A good step in that direction is the edcamps and unconferences springing across the country. However, even they can get bogged down by the ideas of structure, even when the solution is right at their fingertips. I see conferences becoming less structured around the speakers’ words, but the speakers’ actions. Imagine that, instead of seeing Meyer’s example of water filling up in a tank, we could actually see the class react right in front of us, mixing real-time observations and visits with the decompressed feeling of having fellow colleagues around.
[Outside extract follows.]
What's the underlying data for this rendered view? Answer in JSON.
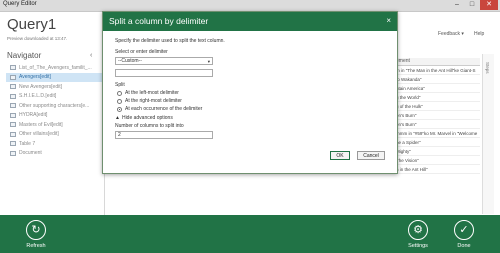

All of this is not only possible, but important. While all these discussions happen, I often feel the itch that others do to actually implement these ideas. People speaking at the center of the spotlight itch the same way. During the intermissions, the buzz could potentially bring about solutions, whether locally or nationally. Admittedly, some people just attend conferences to network and stockpile their own “influence” points. They usually fall off to the side when it’s solutions time.

We as part of the TeacherSolutions team can be part of that solutions team. We are imbued in that reality. Whether we make mistakes or otherwise.